Police get it right but province lags

TheStar.com – Opinion
Published On Fri Apr 23 2010.   By Carol Goar, Editorial Board

Toronto police responded to 17,000 calls involving people with mental disorders last year.

These individuals can be volatile, defiant and dangerous. But they’re not criminals.

Front-line officers are trained to handle people who are delusional, suicidal or caught in a traumatic flashback with sensitivity. They know they’re not supposed to bark orders, make sudden, aggressive moves or use their weapons unless there’s an imminent threat of death or physical harm.

But they’re not mental health workers. Their job is to make the situation safe, not to provide the kind of help a person in crisis needs.

Officers do their best, taking these individuals to a nearby hospital or referring them to a community health agency. But what people in distress often need most is a safe place to sleep or an essential medication.

This problem is not new. Thirty years ago, Staff Superintendent Mike Federico, who worked as a street cop in Parkdale, knew the police had to find a better way of dealing with mental illness. As a makeshift measure, he and his colleagues in Division 14 developed an informal partnership with community health agencies in the neighbourhood.

Three decades later, a formal partnership was tried downtown. St. Michael’s Hospital agreed to send out psychiatric nurses with police officers on EDP (emotionally disturbed person) calls. It began as a pilot project in 2000, but worked so well it became a fixture. That led to the establishment of a Toronto-wide crisis intervention program in 2005. Federico was put in charge.

By 2008, seven mobile crisis intervention teams — two in the inner city, two in Parkdale and three in Scarborough — were up and running.

Last year, progress slowed. Two teams were added, serving in the Weston-North York area. This year, there haven’t been any. Efforts to expand into East York have stalled.

Chief Bill Blair says he is more than willing to commit officers to new mobile crisis intervention teams. The problem is a lack of nurses. Hospitals can’t provide them unless they get the go-ahead and the financial support (approximately $125,000 per nurse) from the provincial health ministry. Blair has personally requested the funding. He can’t get an answer.

“It’s still a priority for me,” he told the Toronto Star‘s editorial board.

Everyone at police headquarters feels the same way, Federico says. “It’s an efficient, economic and humane way to deal with people in crisis.”

Hospitals like it because it alleviates pressure on their emergency wards. Police like it because it reduces the amount of time they spend (4 hours per call) dealing with psychiatric crises. Even people with psychiatric disorders like it — to the extent they can like any police initiative — because it provides on-the-spot help.

“This is something concrete and practical to manage mental illness,” Federico says. “Surely that’s healthy.”
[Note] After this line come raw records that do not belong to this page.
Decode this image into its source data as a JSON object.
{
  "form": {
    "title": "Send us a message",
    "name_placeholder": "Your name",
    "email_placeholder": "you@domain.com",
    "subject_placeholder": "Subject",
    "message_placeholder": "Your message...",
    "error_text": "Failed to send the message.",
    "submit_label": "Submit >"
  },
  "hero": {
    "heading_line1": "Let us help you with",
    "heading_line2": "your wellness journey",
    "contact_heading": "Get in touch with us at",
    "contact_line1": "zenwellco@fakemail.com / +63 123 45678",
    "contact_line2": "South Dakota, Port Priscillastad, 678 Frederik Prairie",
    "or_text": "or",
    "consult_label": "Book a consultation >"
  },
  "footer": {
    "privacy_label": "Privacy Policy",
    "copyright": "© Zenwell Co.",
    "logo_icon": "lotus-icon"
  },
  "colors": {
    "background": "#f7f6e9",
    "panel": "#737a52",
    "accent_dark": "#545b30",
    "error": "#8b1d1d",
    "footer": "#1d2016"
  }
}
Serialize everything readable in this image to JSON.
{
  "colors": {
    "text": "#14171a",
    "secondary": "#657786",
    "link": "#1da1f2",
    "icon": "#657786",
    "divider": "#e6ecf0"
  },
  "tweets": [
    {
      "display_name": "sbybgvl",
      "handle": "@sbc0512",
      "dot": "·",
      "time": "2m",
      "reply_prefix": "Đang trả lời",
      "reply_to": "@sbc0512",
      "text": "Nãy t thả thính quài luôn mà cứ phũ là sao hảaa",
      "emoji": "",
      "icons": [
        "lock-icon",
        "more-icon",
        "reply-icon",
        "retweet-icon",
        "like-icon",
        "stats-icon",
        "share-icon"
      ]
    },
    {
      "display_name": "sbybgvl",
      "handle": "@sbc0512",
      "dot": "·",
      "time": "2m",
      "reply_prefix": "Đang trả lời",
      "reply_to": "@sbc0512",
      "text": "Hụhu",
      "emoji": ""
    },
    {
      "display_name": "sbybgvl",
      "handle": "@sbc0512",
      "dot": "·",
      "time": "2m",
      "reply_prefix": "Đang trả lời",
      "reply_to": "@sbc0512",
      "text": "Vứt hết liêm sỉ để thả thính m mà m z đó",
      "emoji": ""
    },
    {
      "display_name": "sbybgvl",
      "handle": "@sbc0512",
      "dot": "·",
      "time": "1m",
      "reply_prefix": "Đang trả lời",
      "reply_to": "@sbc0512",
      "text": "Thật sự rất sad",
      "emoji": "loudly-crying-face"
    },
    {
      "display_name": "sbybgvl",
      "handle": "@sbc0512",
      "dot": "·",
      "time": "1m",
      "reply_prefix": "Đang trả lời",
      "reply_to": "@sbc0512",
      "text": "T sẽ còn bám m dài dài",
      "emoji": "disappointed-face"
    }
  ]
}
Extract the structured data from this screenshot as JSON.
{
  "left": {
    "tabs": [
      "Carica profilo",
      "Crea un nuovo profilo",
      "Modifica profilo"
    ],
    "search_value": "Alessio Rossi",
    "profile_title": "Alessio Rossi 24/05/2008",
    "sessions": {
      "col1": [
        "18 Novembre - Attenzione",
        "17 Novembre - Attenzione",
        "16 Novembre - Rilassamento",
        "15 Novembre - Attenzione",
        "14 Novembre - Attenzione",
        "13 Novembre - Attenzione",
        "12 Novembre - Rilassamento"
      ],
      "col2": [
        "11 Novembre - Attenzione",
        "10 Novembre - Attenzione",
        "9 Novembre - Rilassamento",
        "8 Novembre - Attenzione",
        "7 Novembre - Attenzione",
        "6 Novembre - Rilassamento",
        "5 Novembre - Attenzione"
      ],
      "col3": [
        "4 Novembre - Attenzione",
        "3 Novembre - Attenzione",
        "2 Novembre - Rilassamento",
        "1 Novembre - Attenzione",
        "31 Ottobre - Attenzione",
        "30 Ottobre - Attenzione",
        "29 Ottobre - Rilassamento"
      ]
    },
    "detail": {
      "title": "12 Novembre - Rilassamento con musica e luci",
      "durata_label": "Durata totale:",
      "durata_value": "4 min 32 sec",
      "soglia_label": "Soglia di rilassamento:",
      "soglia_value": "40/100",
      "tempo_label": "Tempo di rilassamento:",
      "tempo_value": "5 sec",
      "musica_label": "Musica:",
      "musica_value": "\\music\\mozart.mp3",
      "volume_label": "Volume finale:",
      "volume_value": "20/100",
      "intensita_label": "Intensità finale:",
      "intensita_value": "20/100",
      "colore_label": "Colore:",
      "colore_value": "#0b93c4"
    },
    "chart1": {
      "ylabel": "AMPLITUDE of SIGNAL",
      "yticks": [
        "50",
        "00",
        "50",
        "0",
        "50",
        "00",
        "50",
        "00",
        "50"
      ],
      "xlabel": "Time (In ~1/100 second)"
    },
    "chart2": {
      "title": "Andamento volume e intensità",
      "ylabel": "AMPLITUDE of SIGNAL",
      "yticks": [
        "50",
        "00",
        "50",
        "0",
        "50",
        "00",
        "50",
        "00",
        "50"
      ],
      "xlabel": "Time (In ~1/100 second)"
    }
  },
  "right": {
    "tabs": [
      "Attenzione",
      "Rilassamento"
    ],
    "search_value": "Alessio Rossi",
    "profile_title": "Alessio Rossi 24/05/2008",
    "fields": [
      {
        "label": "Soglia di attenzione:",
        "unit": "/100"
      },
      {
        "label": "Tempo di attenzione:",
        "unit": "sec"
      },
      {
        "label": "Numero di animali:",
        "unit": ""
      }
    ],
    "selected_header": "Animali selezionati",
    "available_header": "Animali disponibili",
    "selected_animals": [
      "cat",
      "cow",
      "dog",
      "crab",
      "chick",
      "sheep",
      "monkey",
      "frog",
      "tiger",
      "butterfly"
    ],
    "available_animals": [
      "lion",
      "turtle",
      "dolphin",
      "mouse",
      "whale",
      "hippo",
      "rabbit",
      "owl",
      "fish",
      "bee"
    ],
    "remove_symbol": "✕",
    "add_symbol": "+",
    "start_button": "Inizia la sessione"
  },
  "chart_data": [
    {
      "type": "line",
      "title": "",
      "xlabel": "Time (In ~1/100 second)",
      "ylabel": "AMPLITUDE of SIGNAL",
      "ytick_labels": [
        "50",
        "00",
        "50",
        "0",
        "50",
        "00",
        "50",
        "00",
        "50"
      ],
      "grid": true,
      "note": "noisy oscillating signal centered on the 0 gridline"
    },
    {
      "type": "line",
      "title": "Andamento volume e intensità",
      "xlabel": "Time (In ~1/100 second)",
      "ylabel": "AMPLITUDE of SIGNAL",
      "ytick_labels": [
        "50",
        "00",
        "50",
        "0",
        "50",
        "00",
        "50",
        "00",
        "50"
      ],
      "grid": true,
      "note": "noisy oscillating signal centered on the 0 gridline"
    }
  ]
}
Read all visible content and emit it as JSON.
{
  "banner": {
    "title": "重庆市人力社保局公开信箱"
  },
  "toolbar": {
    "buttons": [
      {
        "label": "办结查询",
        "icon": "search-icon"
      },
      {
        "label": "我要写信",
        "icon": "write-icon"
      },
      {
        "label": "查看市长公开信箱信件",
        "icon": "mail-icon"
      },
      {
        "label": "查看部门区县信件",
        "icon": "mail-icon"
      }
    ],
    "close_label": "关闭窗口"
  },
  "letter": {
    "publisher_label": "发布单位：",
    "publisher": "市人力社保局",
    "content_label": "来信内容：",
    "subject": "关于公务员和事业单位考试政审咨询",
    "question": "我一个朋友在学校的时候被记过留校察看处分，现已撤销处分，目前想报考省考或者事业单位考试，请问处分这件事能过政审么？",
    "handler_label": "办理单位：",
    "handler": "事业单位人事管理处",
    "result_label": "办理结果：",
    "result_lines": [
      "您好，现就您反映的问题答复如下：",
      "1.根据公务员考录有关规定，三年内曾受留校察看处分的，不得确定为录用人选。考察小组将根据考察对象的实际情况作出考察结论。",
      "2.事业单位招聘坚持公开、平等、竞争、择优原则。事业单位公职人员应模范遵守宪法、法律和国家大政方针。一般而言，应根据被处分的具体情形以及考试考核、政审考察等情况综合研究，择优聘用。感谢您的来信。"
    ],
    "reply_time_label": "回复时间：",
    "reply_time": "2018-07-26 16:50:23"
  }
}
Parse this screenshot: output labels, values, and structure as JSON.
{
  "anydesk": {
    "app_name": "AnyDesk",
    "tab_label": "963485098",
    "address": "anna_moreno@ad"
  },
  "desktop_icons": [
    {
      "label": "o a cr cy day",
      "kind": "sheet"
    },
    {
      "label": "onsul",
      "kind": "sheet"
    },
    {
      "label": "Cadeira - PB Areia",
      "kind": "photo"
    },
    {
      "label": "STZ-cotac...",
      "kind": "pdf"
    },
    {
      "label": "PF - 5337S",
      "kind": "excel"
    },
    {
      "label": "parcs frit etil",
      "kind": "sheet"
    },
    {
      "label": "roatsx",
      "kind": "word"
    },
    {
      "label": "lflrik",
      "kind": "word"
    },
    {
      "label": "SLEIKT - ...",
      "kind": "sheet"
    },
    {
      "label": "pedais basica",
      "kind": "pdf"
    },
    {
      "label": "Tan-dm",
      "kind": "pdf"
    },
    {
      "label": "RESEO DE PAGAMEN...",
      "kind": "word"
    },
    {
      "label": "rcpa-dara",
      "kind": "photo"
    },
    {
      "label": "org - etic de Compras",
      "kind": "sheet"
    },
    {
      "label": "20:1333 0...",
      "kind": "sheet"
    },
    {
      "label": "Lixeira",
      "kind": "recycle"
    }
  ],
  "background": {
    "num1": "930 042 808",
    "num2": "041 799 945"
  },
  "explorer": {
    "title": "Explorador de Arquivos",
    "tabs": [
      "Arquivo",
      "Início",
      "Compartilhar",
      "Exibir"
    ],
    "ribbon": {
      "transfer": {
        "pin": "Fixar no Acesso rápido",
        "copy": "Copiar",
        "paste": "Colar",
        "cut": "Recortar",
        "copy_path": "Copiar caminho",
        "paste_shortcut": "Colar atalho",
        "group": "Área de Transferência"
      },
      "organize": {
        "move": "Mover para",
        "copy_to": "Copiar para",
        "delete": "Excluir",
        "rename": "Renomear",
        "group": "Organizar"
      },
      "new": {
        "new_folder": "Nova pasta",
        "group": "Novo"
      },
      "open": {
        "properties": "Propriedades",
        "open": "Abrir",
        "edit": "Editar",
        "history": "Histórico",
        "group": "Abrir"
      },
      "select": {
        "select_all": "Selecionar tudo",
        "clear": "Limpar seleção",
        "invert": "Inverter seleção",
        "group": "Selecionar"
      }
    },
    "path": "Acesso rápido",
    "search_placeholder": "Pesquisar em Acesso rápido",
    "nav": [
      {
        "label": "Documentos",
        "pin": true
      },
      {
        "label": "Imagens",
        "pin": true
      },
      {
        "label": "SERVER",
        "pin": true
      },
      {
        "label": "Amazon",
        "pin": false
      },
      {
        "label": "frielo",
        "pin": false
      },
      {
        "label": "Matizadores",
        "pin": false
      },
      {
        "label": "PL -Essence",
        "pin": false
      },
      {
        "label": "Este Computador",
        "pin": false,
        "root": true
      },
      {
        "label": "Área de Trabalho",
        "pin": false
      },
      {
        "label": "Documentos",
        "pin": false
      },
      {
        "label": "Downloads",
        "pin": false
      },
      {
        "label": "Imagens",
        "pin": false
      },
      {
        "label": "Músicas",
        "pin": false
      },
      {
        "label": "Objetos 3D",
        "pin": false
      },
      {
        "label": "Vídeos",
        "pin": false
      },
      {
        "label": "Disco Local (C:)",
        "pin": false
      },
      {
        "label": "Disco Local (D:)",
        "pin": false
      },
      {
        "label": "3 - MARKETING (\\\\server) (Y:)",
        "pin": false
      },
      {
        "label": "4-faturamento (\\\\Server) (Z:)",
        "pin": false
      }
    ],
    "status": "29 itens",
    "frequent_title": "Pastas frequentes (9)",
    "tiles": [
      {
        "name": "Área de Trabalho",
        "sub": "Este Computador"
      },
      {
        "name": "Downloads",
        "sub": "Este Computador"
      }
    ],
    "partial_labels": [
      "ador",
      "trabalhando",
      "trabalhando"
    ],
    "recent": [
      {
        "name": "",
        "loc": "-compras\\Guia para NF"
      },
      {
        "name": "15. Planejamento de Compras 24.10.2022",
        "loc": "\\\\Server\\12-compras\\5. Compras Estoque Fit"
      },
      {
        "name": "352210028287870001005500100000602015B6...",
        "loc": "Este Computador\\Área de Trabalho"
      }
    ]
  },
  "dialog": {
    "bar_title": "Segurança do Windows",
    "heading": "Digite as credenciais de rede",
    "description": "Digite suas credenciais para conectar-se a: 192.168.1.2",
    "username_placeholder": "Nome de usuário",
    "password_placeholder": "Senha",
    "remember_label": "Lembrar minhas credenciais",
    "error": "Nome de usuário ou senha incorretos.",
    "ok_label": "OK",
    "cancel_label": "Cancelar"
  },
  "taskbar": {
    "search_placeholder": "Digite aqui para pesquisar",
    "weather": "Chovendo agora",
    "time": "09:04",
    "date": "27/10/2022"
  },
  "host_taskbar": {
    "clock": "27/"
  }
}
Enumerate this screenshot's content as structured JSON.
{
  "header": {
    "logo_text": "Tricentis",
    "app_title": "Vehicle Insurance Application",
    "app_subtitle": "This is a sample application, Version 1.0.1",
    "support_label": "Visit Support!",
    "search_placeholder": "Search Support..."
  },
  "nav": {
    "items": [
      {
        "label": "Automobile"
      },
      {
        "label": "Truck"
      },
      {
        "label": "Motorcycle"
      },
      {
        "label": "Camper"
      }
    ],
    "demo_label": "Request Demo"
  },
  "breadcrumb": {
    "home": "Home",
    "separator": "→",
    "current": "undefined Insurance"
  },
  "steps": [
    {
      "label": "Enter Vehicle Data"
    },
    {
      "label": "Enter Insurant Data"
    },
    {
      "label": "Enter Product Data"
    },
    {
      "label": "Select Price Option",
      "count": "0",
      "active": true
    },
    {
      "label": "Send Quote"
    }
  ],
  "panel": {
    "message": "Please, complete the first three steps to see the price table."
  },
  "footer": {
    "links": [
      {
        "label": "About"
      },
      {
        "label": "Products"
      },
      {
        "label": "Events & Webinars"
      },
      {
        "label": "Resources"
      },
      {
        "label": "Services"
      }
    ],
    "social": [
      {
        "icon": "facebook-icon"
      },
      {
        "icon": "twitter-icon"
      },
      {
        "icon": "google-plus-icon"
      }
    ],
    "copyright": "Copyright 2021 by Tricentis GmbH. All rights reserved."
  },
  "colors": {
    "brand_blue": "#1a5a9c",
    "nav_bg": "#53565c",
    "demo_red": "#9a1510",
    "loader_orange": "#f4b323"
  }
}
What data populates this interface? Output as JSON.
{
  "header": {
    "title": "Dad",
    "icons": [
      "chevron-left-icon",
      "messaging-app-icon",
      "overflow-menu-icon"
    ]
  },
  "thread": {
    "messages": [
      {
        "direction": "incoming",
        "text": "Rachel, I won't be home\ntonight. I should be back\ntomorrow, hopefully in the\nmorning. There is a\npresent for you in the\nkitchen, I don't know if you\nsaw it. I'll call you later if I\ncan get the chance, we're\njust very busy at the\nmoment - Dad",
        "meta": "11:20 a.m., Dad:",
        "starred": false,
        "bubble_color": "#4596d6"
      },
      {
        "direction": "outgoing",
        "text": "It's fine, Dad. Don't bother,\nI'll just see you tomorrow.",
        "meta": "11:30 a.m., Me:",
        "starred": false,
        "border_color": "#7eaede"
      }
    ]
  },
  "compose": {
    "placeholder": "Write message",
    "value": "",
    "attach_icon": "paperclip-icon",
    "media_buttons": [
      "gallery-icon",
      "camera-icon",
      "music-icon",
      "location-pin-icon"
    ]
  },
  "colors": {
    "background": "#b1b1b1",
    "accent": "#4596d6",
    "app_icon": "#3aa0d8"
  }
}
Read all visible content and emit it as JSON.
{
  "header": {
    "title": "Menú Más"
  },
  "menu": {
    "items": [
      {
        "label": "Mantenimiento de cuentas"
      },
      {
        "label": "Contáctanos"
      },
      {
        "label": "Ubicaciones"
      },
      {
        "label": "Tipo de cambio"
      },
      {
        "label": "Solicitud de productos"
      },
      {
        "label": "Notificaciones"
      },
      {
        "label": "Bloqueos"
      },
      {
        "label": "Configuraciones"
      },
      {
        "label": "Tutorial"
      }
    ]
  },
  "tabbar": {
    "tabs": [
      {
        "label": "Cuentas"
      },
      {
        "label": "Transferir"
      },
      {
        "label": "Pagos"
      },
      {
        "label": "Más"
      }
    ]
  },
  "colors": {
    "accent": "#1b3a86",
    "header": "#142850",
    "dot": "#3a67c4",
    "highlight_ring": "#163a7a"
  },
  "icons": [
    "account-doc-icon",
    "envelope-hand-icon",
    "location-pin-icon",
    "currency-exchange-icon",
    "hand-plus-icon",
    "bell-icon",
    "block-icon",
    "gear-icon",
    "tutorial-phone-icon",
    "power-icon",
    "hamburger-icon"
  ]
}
Part of the problem is bureaucratic. The establishment of 14 regional decision-making bodies (Local Health Integration Networks) in 2007 has made it slower and harder to get simple funding requests through Ontario’s already tortuous health system.

But that doesn’t wholly explain the blockage, Federico admits. “It’s a pure question of dollars.”

It frustrates him that East York General Hospital, which is eager to join the program, can’t get provincial approval. “The minister (Deb Matthews) will soon hear from me.”

Toronto isn’t the only city in Ontario with teams of police officers and mental health professionals. Mississauga and Hamilton now have similar programs.

“This is a success story,” Federico says. “There’s no downside to expanding it across the province.

“I’m curious to know where mental health is on the ministry’s priority list.”